It’s the underlying issues that have left-leaning Court watchers worried, including the curbing of presidential authority if it blocks the immigration actions. And if the Texas abortion law is upheld, opponents say it would give states a green light to kill federal laws by imposing state exemptions specifically geared to undermine them.

To Pincus and others, this slate of cases illustrates the division among conservatives over whether they remain opposed to the concept of an activist judiciary in all circumstances, or whether they support activism when it blocks laws that they don’t agree with.

“The immigration case and some of these other cases present fundamental questions about the role of the courts, whether more questions that used to be resolved in the political process are going to be turned to the courts to resolve,” Pincus said.
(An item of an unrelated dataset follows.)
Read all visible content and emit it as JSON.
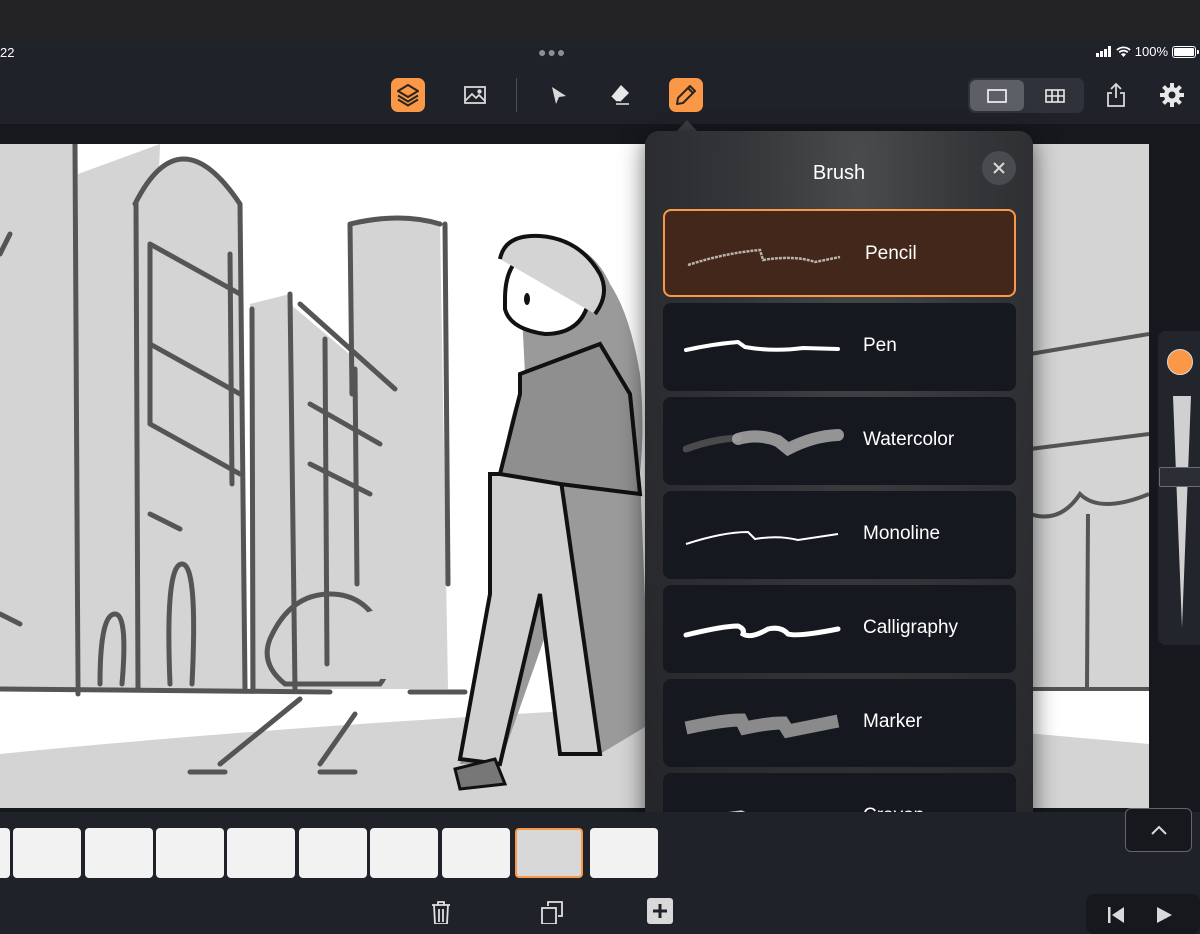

The immigration case is pretty much the only one that the White House was hoping the justices would take up: if they hadn’t, the lower court injunction blocking the executive actions would have held and, at best, kept them from taking effect until Obama was out of office. They might be struck down entirely now, but this is the only chance Obama has to actually see them start moving — though logistically, it may be too late anyway. Any implementation at this point will need to happen into the next presidency, and only if the next president decides to uphold the actions.
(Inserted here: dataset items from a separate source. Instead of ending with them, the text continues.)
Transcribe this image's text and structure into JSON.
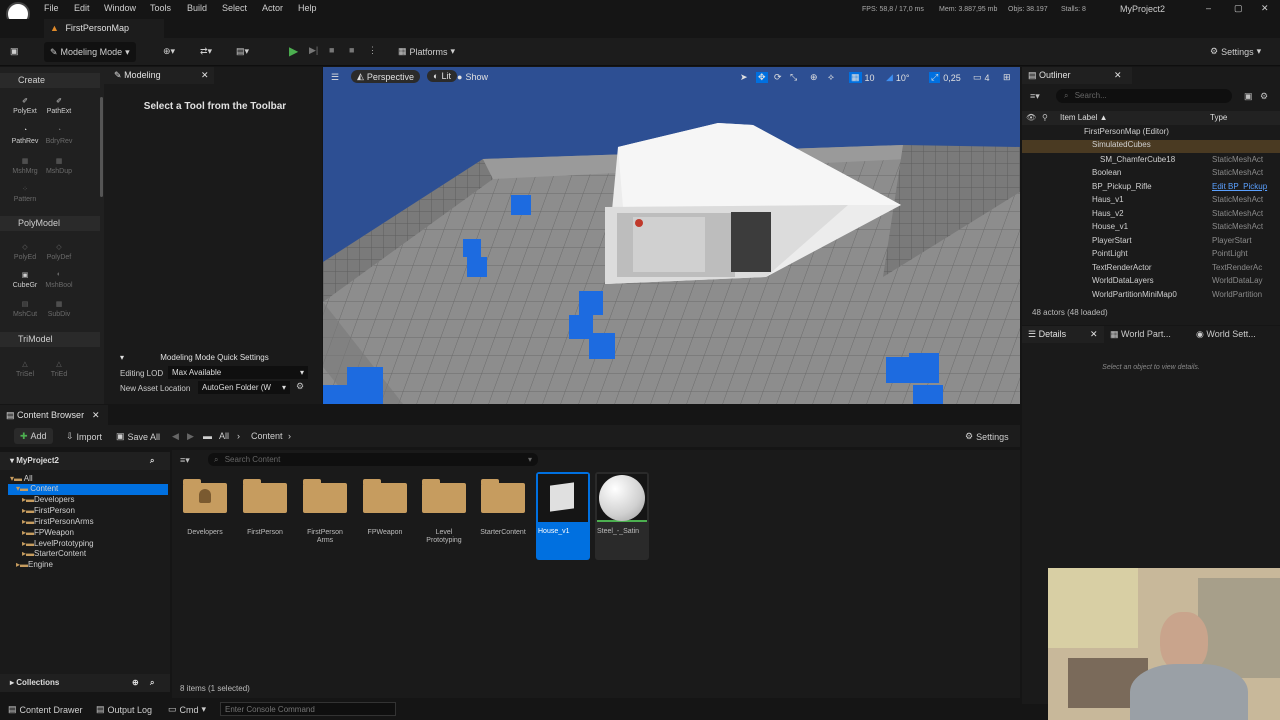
{
  "menu": {
    "items": [
      "File",
      "Edit",
      "Window",
      "Tools",
      "Build",
      "Select",
      "Actor",
      "Help"
    ]
  },
  "stats": {
    "fps": "FPS: 58,8 / 17,0 ms",
    "mem": "Mem: 3.887,95 mb",
    "objs": "Objs: 38.197",
    "stalls": "Stalls: 8"
  },
  "project_name": "MyProject2",
  "level_tab": "FirstPersonMap",
  "toolbar": {
    "mode": "Modeling Mode",
    "platforms": "Platforms",
    "settings": "Settings"
  },
  "left_panel": {
    "tab": "Modeling",
    "sections": [
      {
        "title": "Create",
        "tools": [
          {
            "label": "PolyExt",
            "enabled": true
          },
          {
            "label": "PathExt",
            "enabled": true
          },
          {
            "label": "PathRev",
            "enabled": true
          },
          {
            "label": "BdryRev",
            "enabled": false
          },
          {
            "label": "MshMrg",
            "enabled": false
          },
          {
            "label": "MshDup",
            "enabled": false
          },
          {
            "label": "Pattern",
            "enabled": false
          }
        ]
      },
      {
        "title": "PolyModel",
        "tools": [
          {
            "label": "PolyEd",
            "enabled": false
          },
          {
            "label": "PolyDef",
            "enabled": false
          },
          {
            "label": "CubeGr",
            "enabled": true
          },
          {
            "label": "MshBool",
            "enabled": false
          },
          {
            "label": "MshCut",
            "enabled": false
          },
          {
            "label": "SubDiv",
            "enabled": false
          }
        ]
      },
      {
        "title": "TriModel",
        "tools": [
          {
            "label": "TriSel",
            "enabled": false
          },
          {
            "label": "TriEd",
            "enabled": false
          }
        ]
      }
    ]
  },
  "modeling": {
    "prompt": "Select a Tool from the Toolbar",
    "quick_settings": "Modeling Mode Quick Settings",
    "lod_label": "Editing LOD",
    "lod_value": "Max Available",
    "asset_loc_label": "New Asset Location",
    "asset_loc_value": "AutoGen Folder (W"
  },
  "viewport": {
    "perspective": "Perspective",
    "lit": "Lit",
    "show": "Show",
    "grid": "10",
    "angle": "10°",
    "scale": "0,25",
    "cam_speed": "4"
  },
  "outliner": {
    "tab": "Outliner",
    "search_placeholder": "Search...",
    "col_label": "Item Label ▲",
    "col_type": "Type",
    "rows": [
      {
        "label": "FirstPersonMap (Editor)",
        "type": "",
        "indent": 3
      },
      {
        "label": "SimulatedCubes",
        "type": "",
        "indent": 4
      },
      {
        "label": "SM_ChamferCube18",
        "type": "StaticMeshAct",
        "indent": 5
      },
      {
        "label": "Boolean",
        "type": "StaticMeshAct",
        "indent": 4
      },
      {
        "label": "BP_Pickup_Rifle",
        "type": "Edit BP_Pickup",
        "indent": 4
      },
      {
        "label": "Haus_v1",
        "type": "StaticMeshAct",
        "indent": 4
      },
      {
        "label": "Haus_v2",
        "type": "StaticMeshAct",
        "indent": 4
      },
      {
        "label": "House_v1",
        "type": "StaticMeshAct",
        "indent": 4
      },
      {
        "label": "PlayerStart",
        "type": "PlayerStart",
        "indent": 4
      },
      {
        "label": "PointLight",
        "type": "PointLight",
        "indent": 4
      },
      {
        "label": "TextRenderActor",
        "type": "TextRenderAc",
        "indent": 4
      },
      {
        "label": "WorldDataLayers",
        "type": "WorldDataLay",
        "indent": 4
      },
      {
        "label": "WorldPartitionMiniMap0",
        "type": "WorldPartition",
        "indent": 4
      }
    ],
    "footer": "48 actors (48 loaded)"
  },
  "details": {
    "tabs": [
      "Details",
      "World Part...",
      "World Sett..."
    ],
    "empty": "Select an object to view details."
  },
  "content_browser": {
    "tab": "Content Browser",
    "add": "Add",
    "import": "Import",
    "save_all": "Save All",
    "path": [
      "All",
      "Content"
    ],
    "settings": "Settings",
    "project": "MyProject2",
    "tree": [
      {
        "label": "All",
        "indent": 0
      },
      {
        "label": "Content",
        "indent": 1,
        "selected": true
      },
      {
        "label": "Developers",
        "indent": 2
      },
      {
        "label": "FirstPerson",
        "indent": 2
      },
      {
        "label": "FirstPersonArms",
        "indent": 2
      },
      {
        "label": "FPWeapon",
        "indent": 2
      },
      {
        "label": "LevelPrototyping",
        "indent": 2
      },
      {
        "label": "StarterContent",
        "indent": 2
      },
      {
        "label": "Engine",
        "indent": 1
      }
    ],
    "search_placeholder": "Search Content",
    "assets": [
      {
        "label": "Developers",
        "kind": "folder"
      },
      {
        "label": "FirstPerson",
        "kind": "folder"
      },
      {
        "label": "FirstPerson Arms",
        "kind": "folder"
      },
      {
        "label": "FPWeapon",
        "kind": "folder"
      },
      {
        "label": "Level Prototyping",
        "kind": "folder"
      },
      {
        "label": "StarterContent",
        "kind": "folder"
      },
      {
        "label": "House_v1",
        "kind": "mesh",
        "selected": true
      },
      {
        "label": "Steel_-_Satin",
        "kind": "material"
      }
    ],
    "collections": "Collections",
    "count": "8 items (1 selected)"
  },
  "statusbar": {
    "drawer": "Content Drawer",
    "output": "Output Log",
    "cmd": "Cmd",
    "console_placeholder": "Enter Console Command"
  },
  "colors": {
    "accent": "#0070e0",
    "bg": "#1a1a1a",
    "folder": "#c69c5f",
    "sky": "#2d4f93"
  }
}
“This is a momentous day for the millions of DREAMers and all American families that would benefit from the implementation of DAPA and the expansion of DACA,” said Tom Jawetz, vice president of immigration policy at the Obama-allied Center for American Progress. “We hope the Supreme Court of the United States will do the right thing: reject this politically motivated lawsuit, respect the authority of the secretary of homeland security to set smart national immigration enforcement policies, and unfreeze DAPA and expanded DACA.”
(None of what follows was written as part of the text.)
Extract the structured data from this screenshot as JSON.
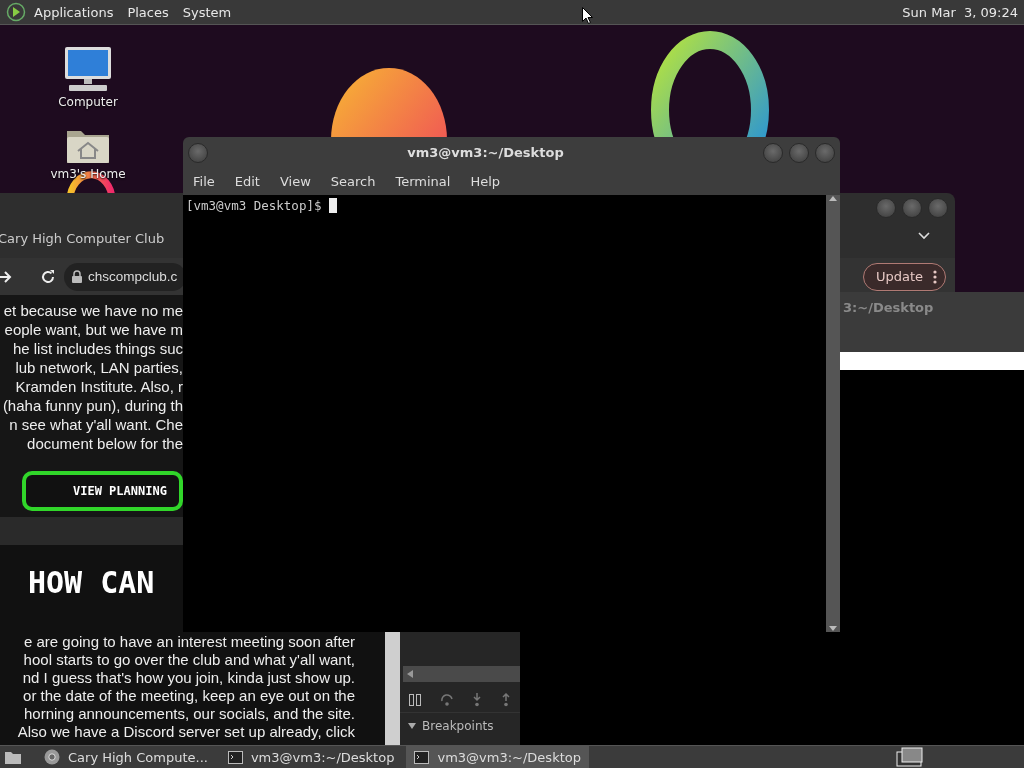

But demonstrating the gamble underway with the court taking this case, the decision was also cheered by Sen. Marco Rubio (R-Fla.), who’s made opposing Obama central to his presidential campaign pitch.

“I'm confident SCOTUS will agree Obama executive orders are unconstitutional. Regardless, as president, I will end them,” Rubio wrote on Twitter on Tuesday morning.

Meanwhile, Clinton embraced it: “POTUS' action should be upheld so families can stay together and live without fear of deportation,” she wrote on Twitter in reaction to the news.

The White House has been through the drama of Obama’s legacy being on the line at the Supreme Court so many times that it’s hard to get hearts racing much in the West Wing until the decisions actually come down. Especially after what was seen as lethal questions coming from the justices during the 2012 Obamacare case that ultimately went their way, they don’t put stock in trying to gauge the outcome based on the oral arguments; allies felt like the collective bargaining and voting rights arguments both went poorly last year.

“We’ve got a lot of confidence,” White House press secretary Josh Earnest said Tuesday, “in the legal arguments we’ll be making before the court.”